International Association for Cryptologic Research

International Association
for Cryptologic Research

CryptoDB

Shibam Mukherjee

Publications and invited talks

Year
Venue
Title
2025
CRYPTO
Shorter, Tighter, FAESTer: Optimizations and Improved (QROM) Analysis for VOLE-in-the-Head Signatures
In the past decade and largely in response to the NIST standardization effort for post-quantum cryptography, many new designs for digital signatures have been proposed. Among those, the FAEST digital signature scheme (Baum et al., CRYPTO 2023) stands out due to its interesting security-performance trade-off. It only relies on well-tested symmetric-key cryptographic primitives, as it constructs a digital signature from a Zero-Knowledge (ZK) proof of knowledge of an AES key. To achieve this, it uses the VOLE-in-the-head ZK proof system which relies only on Pseudorandom generator (PRG) and hash function calls. FAEST simultaneously has relatively small signature size and competitive sign and verify times. In this work, we improve both the security and practical efficiency of FAEST. We improve the main computational bottleneck of the original construction by replacing hash function calls in the underlying vector commitment scheme with calls to an AES-based PRG. At the same time, we also improve the signature size by revisiting the evaluation of the AES block cipher in ZK. We use observations from Galois Theory to compress the size of the witness (and thus signature), due to the algebraic nature of the AES S-Box. We implemented our new construction, and our benchmarks show that its sign and verify times reduce up to 50% over the state-of-the-art while achieving the same security and smaller signatures.
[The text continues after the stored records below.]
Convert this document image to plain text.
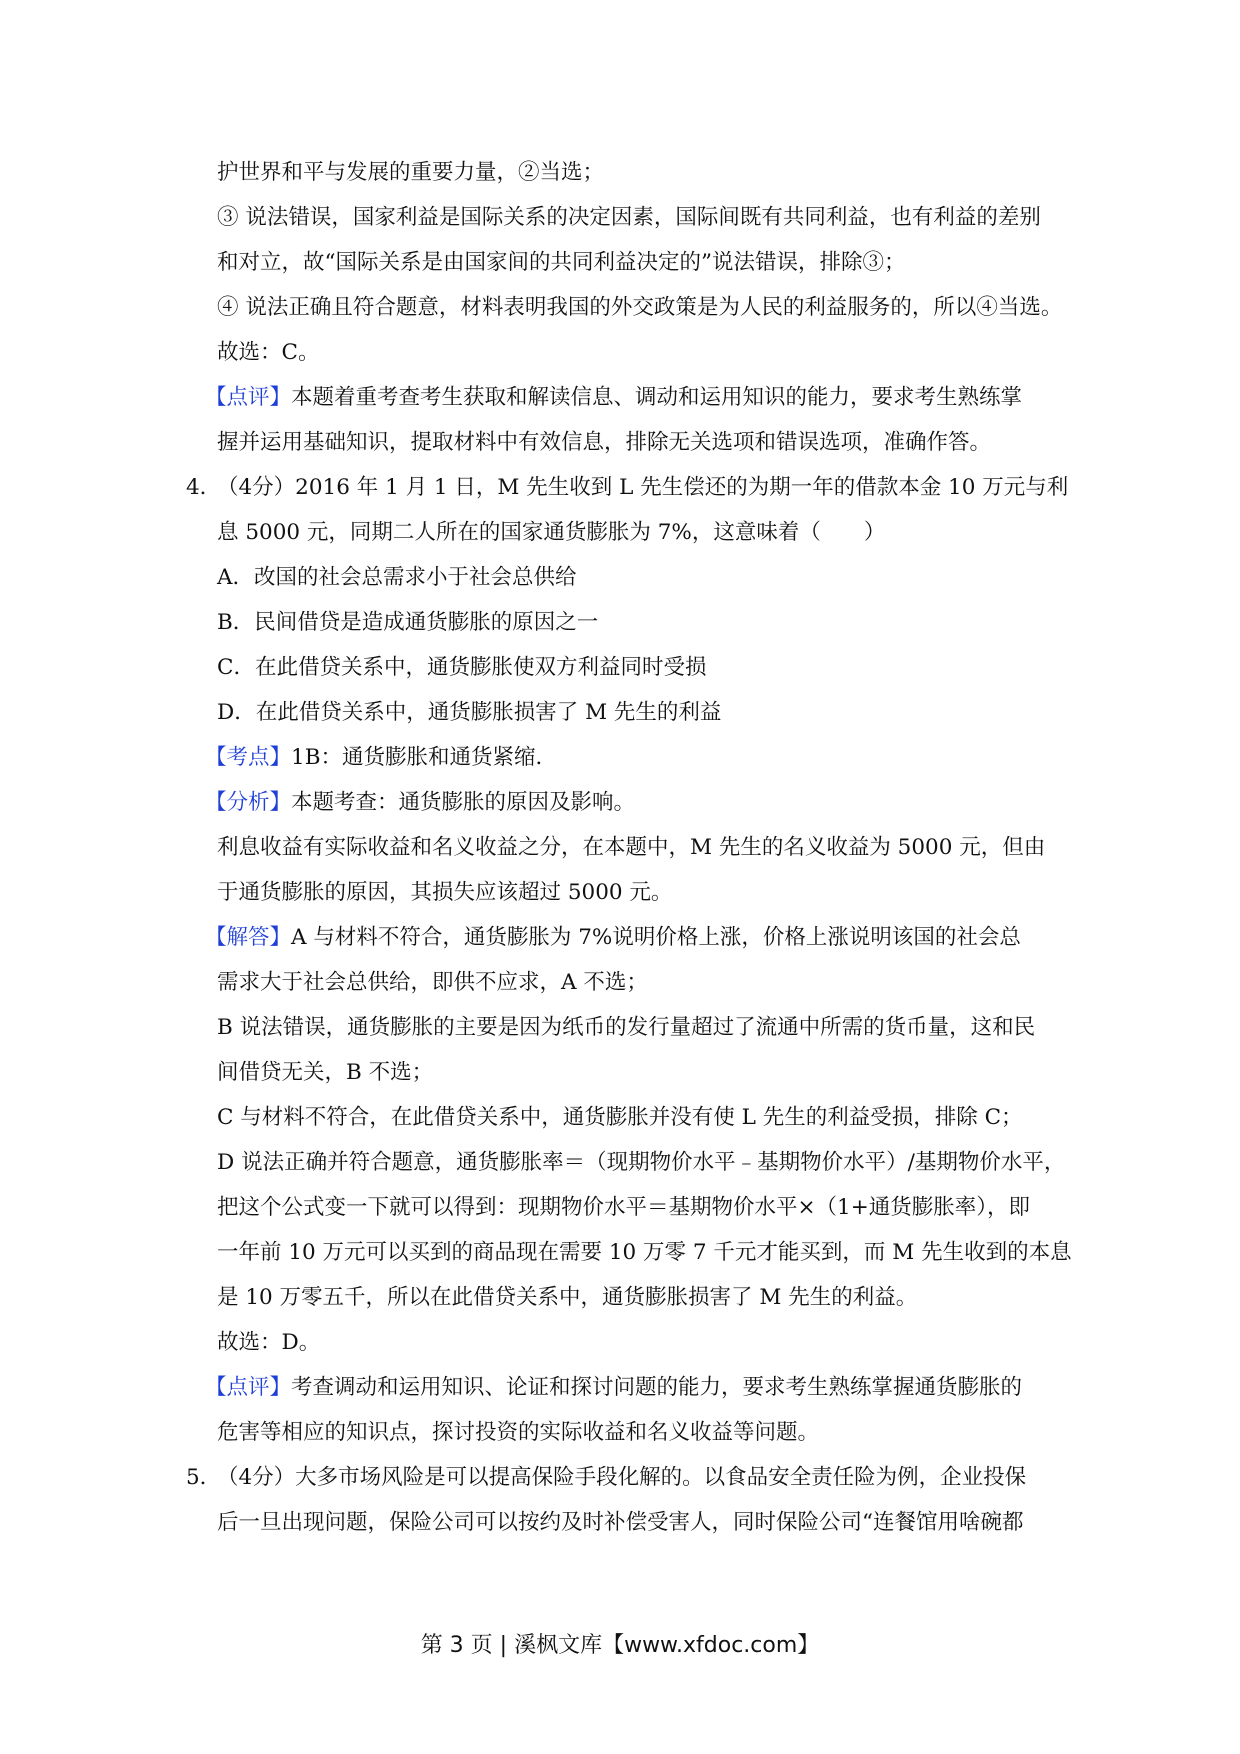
护世界和平与发展的重要力量，②当选；
③ 说法错误，国家利益是国际关系的决定因素，国际间既有共同利益，也有利益的差别
和对立，故“国际关系是由国家间的共同利益决定的”说法错误，排除③；
④ 说法正确且符合题意，材料表明我国的外交政策是为人民的利益服务的，所以④当选。
故选：C。
【点评】本题着重考查考生获取和解读信息、调动和运用知识的能力，要求考生熟练掌
握并运用基础知识，提取材料中有效信息，排除无关选项和错误选项，准确作答。
4．
（4分）2016 年 1 月 1 日，M 先生收到 L 先生偿还的为期一年的借款本金 10 万元与利
息 5000 元，同期二人所在的国家通货膨胀为 7%，这意味着（　　）
A．改国的社会总需求小于社会总供给
B．民间借贷是造成通货膨胀的原因之一
C．在此借贷关系中，通货膨胀使双方利益同时受损
D．在此借贷关系中，通货膨胀损害了 M 先生的利益
【考点】1B：通货膨胀和通货紧缩．
【分析】本题考查：通货膨胀的原因及影响。
利息收益有实际收益和名义收益之分，在本题中，M 先生的名义收益为 5000 元，但由
于通货膨胀的原因，其损失应该超过 5000 元。
【解答】A 与材料不符合，通货膨胀为 7%说明价格上涨，价格上涨说明该国的社会总
需求大于社会总供给，即供不应求，A 不选；
B 说法错误，通货膨胀的主要是因为纸币的发行量超过了流通中所需的货币量，这和民
间借贷无关，B 不选；
C 与材料不符合，在此借贷关系中，通货膨胀并没有使 L 先生的利益受损，排除 C；
D 说法正确并符合题意，通货膨胀率＝（现期物价水平﹣基期物价水平）/基期物价水平，
把这个公式变一下就可以得到：现期物价水平＝基期物价水平×（1+通货膨胀率），即
一年前 10 万元可以买到的商品现在需要 10 万零 7 千元才能买到，而 M 先生收到的本息
是 10 万零五千，所以在此借贷关系中，通货膨胀损害了 M 先生的利益。
故选：D。
【点评】考查调动和运用知识、论证和探讨问题的能力，要求考生熟练掌握通货膨胀的
危害等相应的知识点，探讨投资的实际收益和名义收益等问题。
5．
（4分）大多市场风险是可以提高保险手段化解的。以食品安全责任险为例，企业投保
后一旦出现问题，保险公司可以按约及时补偿受害人，同时保险公司“连餐馆用啥碗都
第 3 页 | 溪枫文库【www.xfdoc.com】
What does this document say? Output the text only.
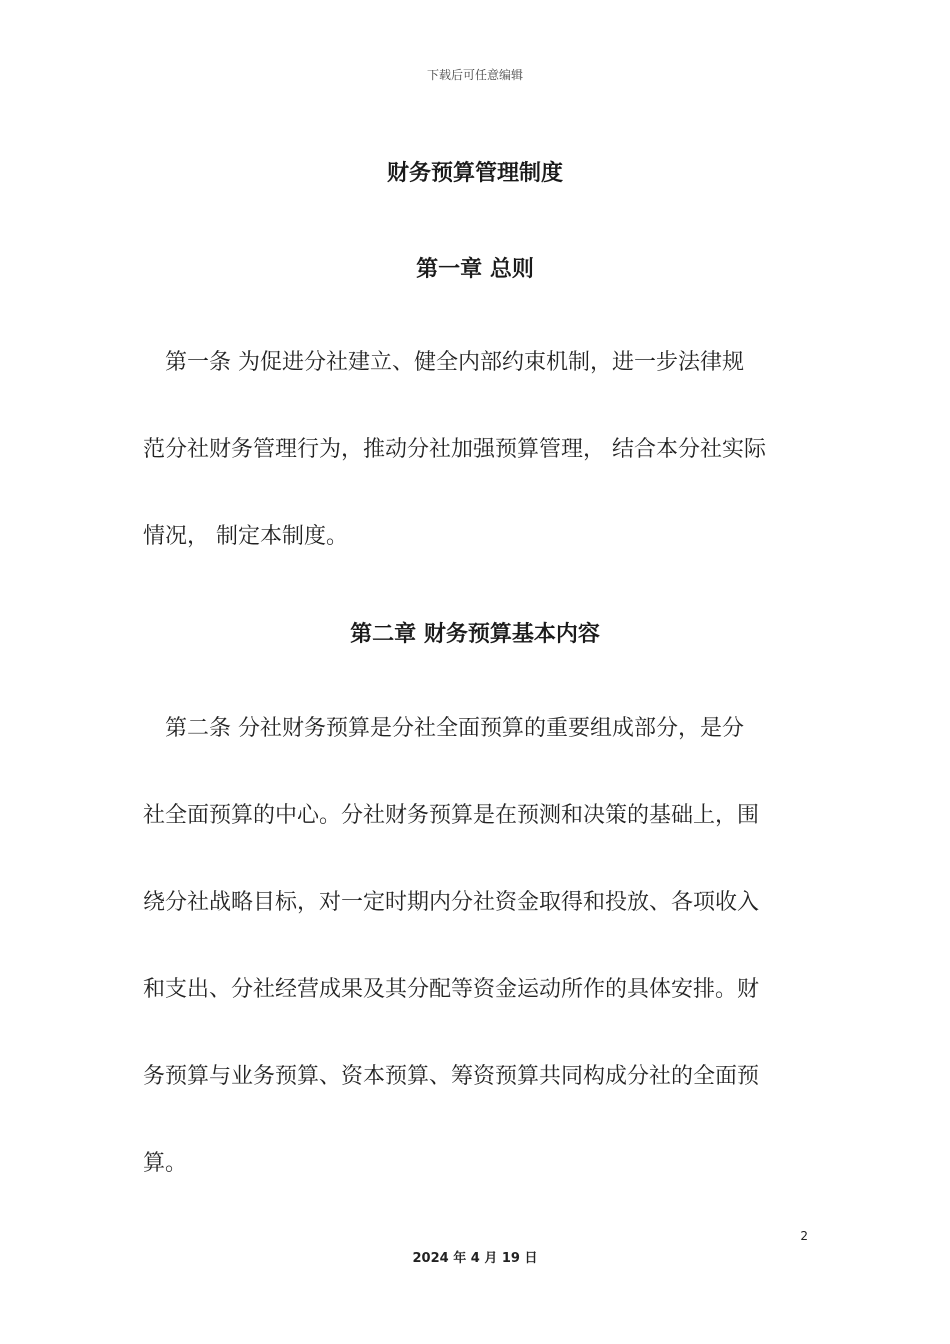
下载后可任意编辑
财务预算管理制度
第一章 总则
　第一条 为促进分社建立、健全内部约束机制，进一步法律规
范分社财务管理行为，推动分社加强预算管理， 结合本分社实际
情况， 制定本制度。
第二章 财务预算基本内容
　第二条 分社财务预算是分社全面预算的重要组成部分，是分
社全面预算的中心。分社财务预算是在预测和决策的基础上，围
绕分社战略目标，对一定时期内分社资金取得和投放、各项收入
和支出、分社经营成果及其分配等资金运动所作的具体安排。财
务预算与业务预算、资本预算、筹资预算共同构成分社的全面预
算。
2
2024 年 4 月 19 日
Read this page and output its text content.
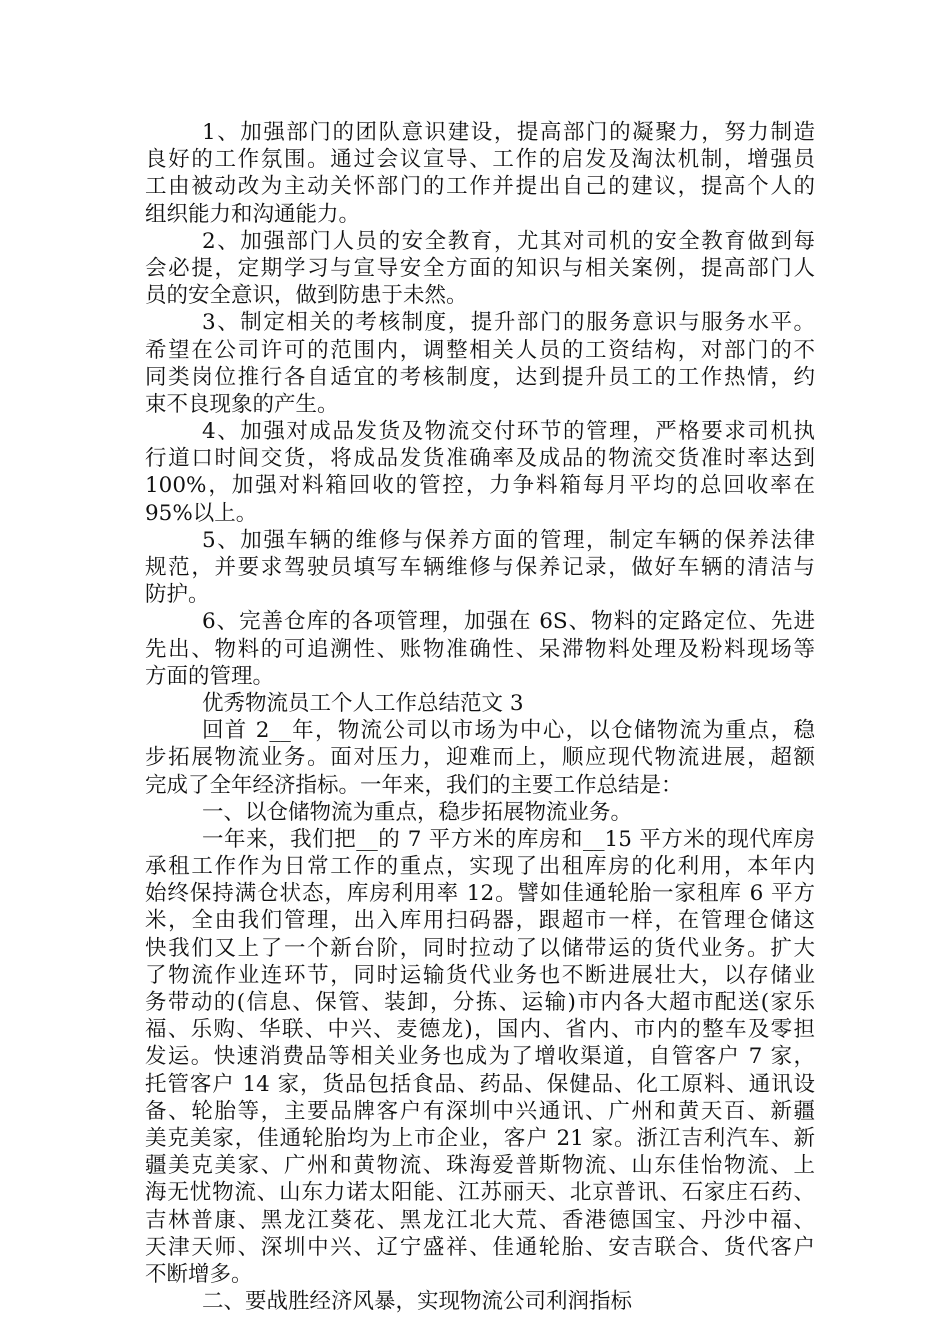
1、加强部门的团队意识建设，提高部门的凝聚力，努力制造
良好的工作氛围。通过会议宣导、工作的启发及淘汰机制，增强员
工由被动改为主动关怀部门的工作并提出自己的建议，提高个人的
组织能力和沟通能力。
2、加强部门人员的安全教育，尤其对司机的安全教育做到每
会必提，定期学习与宣导安全方面的知识与相关案例，提高部门人
员的安全意识，做到防患于未然。
3、制定相关的考核制度，提升部门的服务意识与服务水平。
希望在公司许可的范围内，调整相关人员的工资结构，对部门的不
同类岗位推行各自适宜的考核制度，达到提升员工的工作热情，约
束不良现象的产生。
4、加强对成品发货及物流交付环节的管理，严格要求司机执
行道口时间交货，将成品发货准确率及成品的物流交货准时率达到
100%，加强对料箱回收的管控，力争料箱每月平均的总回收率在
95%以上。
5、加强车辆的维修与保养方面的管理，制定车辆的保养法律
规范，并要求驾驶员填写车辆维修与保养记录，做好车辆的清洁与
防护。
6、完善仓库的各项管理，加强在 6S、物料的定路定位、先进
先出、物料的可追溯性、账物准确性、呆滞物料处理及粉料现场等
方面的管理。
优秀物流员工个人工作总结范文 3
回首 2__年，物流公司以市场为中心，以仓储物流为重点，稳
步拓展物流业务。面对压力，迎难而上，顺应现代物流进展，超额
完成了全年经济指标。一年来，我们的主要工作总结是：
一、以仓储物流为重点，稳步拓展物流业务。
一年来，我们把__的 7 平方米的库房和__15 平方米的现代库房
承租工作作为日常工作的重点，实现了出租库房的化利用，本年内
始终保持满仓状态，库房利用率 12。譬如佳通轮胎一家租库 6 平方
米，全由我们管理，出入库用扫码器，跟超市一样，在管理仓储这
快我们又上了一个新台阶，同时拉动了以储带运的货代业务。扩大
了物流作业连环节，同时运输货代业务也不断进展壮大，以存储业
务带动的(信息、保管、装卸，分拣、运输)市内各大超市配送(家乐
福、乐购、华联、中兴、麦德龙)，国内、省内、市内的整车及零担
发运。快速消费品等相关业务也成为了增收渠道，自管客户 7 家，
托管客户 14 家，货品包括食品、药品、保健品、化工原料、通讯设
备、轮胎等，主要品牌客户有深圳中兴通讯、广州和黄天百、新疆
美克美家，佳通轮胎均为上市企业，客户 21 家。浙江吉利汽车、新
疆美克美家、广州和黄物流、珠海爱普斯物流、山东佳怡物流、上
海无忧物流、山东力诺太阳能、江苏丽天、北京普讯、石家庄石药、
吉林普康、黑龙江葵花、黑龙江北大荒、香港德国宝、丹沙中福、
天津天师、深圳中兴、辽宁盛祥、佳通轮胎、安吉联合、货代客户
不断增多。
二、要战胜经济风暴，实现物流公司利润指标
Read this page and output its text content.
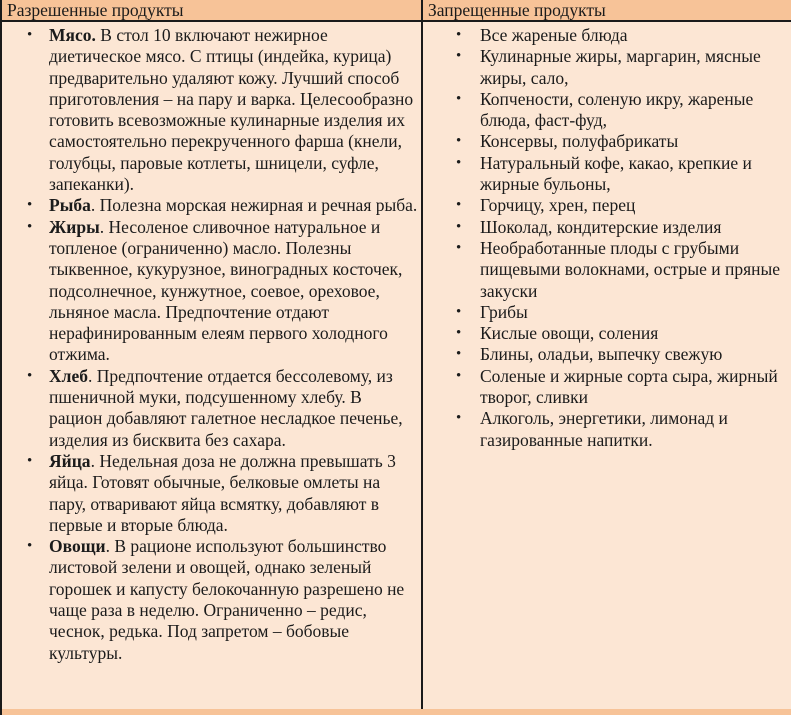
Разрешенные продукты
• Мясо. В стол 10 включают нежирное диетическое мясо. С птицы (индейка, курица) предварительно удаляют кожу. Лучший способ приготовления – на пару и варка. Целесообразно готовить всевозможные кулинарные изделия их самостоятельно перекрученного фарша (кнели, голубцы, паровые котлеты, шницели, суфле, запеканки).
• Рыба. Полезна морская нежирная и речная рыба.
• Жиры. Несоленое сливочное натуральное и топленое (ограниченно) масло. Полезны тыквенное, кукурузное, виноградных косточек, подсолнечное, кунжутное, соевое, ореховое, льняное масла. Предпочтение отдают нерафинированным елеям первого холодного отжима.
• Хлеб. Предпочтение отдается бессолевому, из пшеничной муки, подсушенному хлебу. В рацион добавляют галетное несладкое печенье, изделия из бисквита без сахара.
• Яйца. Недельная доза не должна превышать 3 яйца. Готовят обычные, белковые омлеты на пару, отваривают яйца всмятку, добавляют в первые и вторые блюда.
• Овощи. В рационе используют большинство листовой зелени и овощей, однако зеленый горошек и капусту белокочанную разрешено не чаще раза в неделю. Ограниченно – редис, чеснок, редька. Под запретом – бобовые культуры.
Запрещенные продукты
• Все жареные блюда
• Кулинарные жиры, маргарин, мясные жиры, сало,
• Копчености, соленую икру, жареные блюда, фаст-фуд,
• Консервы, полуфабрикаты
• Натуральный кофе, какао, крепкие и жирные бульоны,
• Горчицу, хрен, перец
• Шоколад, кондитерские изделия
• Необработанные плоды с грубыми пищевыми волокнами, острые и пряные закуски
• Грибы
• Кислые овощи, соления
• Блины, оладьи, выпечку свежую
• Соленые и жирные сорта сыра, жирный творог, сливки
• Алкоголь, энергетики, лимонад и газированные напитки.
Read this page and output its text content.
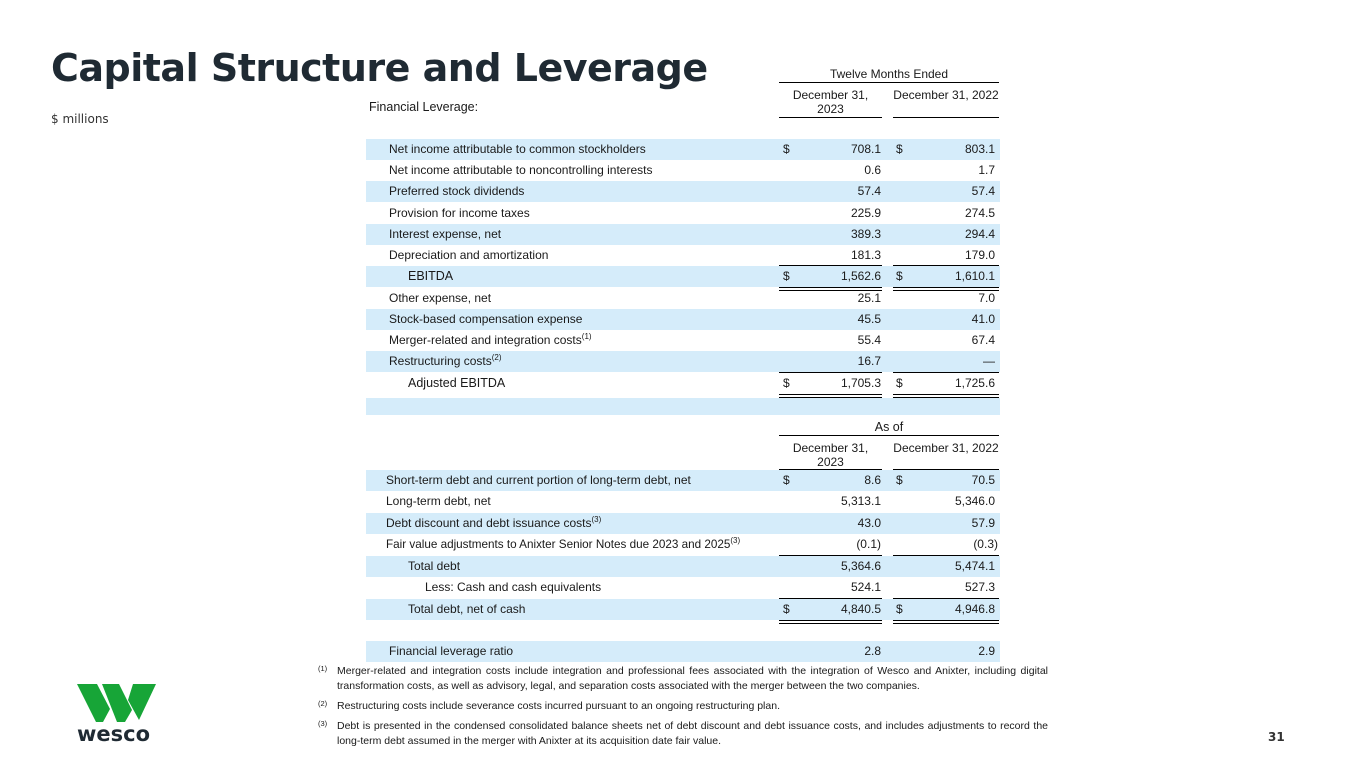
Capital Structure and Leverage
$ millions
Twelve Months Ended
Financial Leverage:
December 31, 2023
December 31, 2022
Net income attributable to common stockholders	$	708.1 $	803.1
Net income attributable to noncontrolling interests	0.6	1.7
Preferred stock dividends	57.4	57.4
Provision for income taxes	225.9	274.5
Interest expense, net	389.3	294.4
Depreciation and amortization	181.3	179.0
EBITDA	$	1,562.6 $	1,610.1
Other expense, net	25.1	7.0
Stock-based compensation expense	45.5	41.0
Merger-related and integration costs$^{(1)}$	55.4	67.4
Restructuring costs$^{(2)}$	16.7	—
Adjusted EBITDA	$	1,705.3 $	1,725.6
As of
December 31, 2023
December 31, 2022
Short-term debt and current portion of long-term debt, net	$	8.6 $	70.5
Long-term debt, net	5,313.1	5,346.0
Debt discount and debt issuance costs$^{(3)}$	43.0	57.9
Fair value adjustments to Anixter Senior Notes due 2023 and 2025$^{(3)}$	(0.1)	(0.3)
Total debt	5,364.6	5,474.1
Less: Cash and cash equivalents	524.1	527.3
Total debt, net of cash	$	4,840.5 $	4,946.8
Financial leverage ratio	2.8	2.9
(1) Merger-related and integration costs include integration and professional fees associated with the integration of Wesco and Anixter, including digital transformation costs, as well as advisory, legal, and separation costs associated with the merger between the two companies.
(2) Restructuring costs include severance costs incurred pursuant to an ongoing restructuring plan.
(3) Debt is presented in the condensed consolidated balance sheets net of debt discount and debt issuance costs, and includes adjustments to record the long-term debt assumed in the merger with Anixter at its acquisition date fair value.
wesco	31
Finally, we analyze our resulting signature scheme both in the Quantum Random Oracle Model (QROM) and its classical analogue. To achieve concretely good security bounds, we devise a new classical proof for FAEST based on Renyi divergence techniques. We construct a QROM analogue and present a new Fiat Shamir transform which is applicable to VOLE-in-the-head-based signature schemes.
2024
ASIACRYPT
One Tree to Rule Them All: Optimizing GGM Trees and OWFs for Post-Quantum Signatures
The use of MPC-in-the-Head (MPCitH)-based zero-knowledge proofs of knowledge (ZKPoK) to prove knowledge of a preimage of a one-way function (OWF) is a popular approach towards constructing efficient post-quantum digital signatures. Starting with the Picnic signature scheme, many optimized MPCitH signatures using a variety of (candidate) OWFs have been proposed. Recently, Baum et al. (CRYPTO 2023) showed a fundamental improvement to MPCitH, called VOLE-in-the-Head (VOLEitH), which can generically reduce the signature size by at least a factor of two without decreasing computational performance or introducing new assumptions. Based on this, they designed the FAEST signature which uses AES as the underlying OWF. However, in comparison to MPCitH, the behavior of VOLEitH when using other OWFs is still unexplored. In this work, we improve a crucial building block of the VOLEitH and MPCitH approaches, the so-called all-but-one vector commitment, thus decreasing the signature size of VOLEitH and MPCitH signature schemes. Moreover, by introducing a small Proof of Work into the signing procedure, we can improve the parameters of VOLEitH (further decreasing signature size) \emph{without} compromising the computational performance of the scheme. Based on these optimizations, we propose three VOLEitH signature schemes FAESTER, KuMQuat, and MandaRain based on AES, MQ, and Rain, respectively. We carefully explore the parameter space for these schemes and implement each, showcasing their performance with benchmarks. Our experiments show that these three signature schemes outperform MPCitH-based competitors that use comparable OWFs, in terms of both signature size and signing/verification time.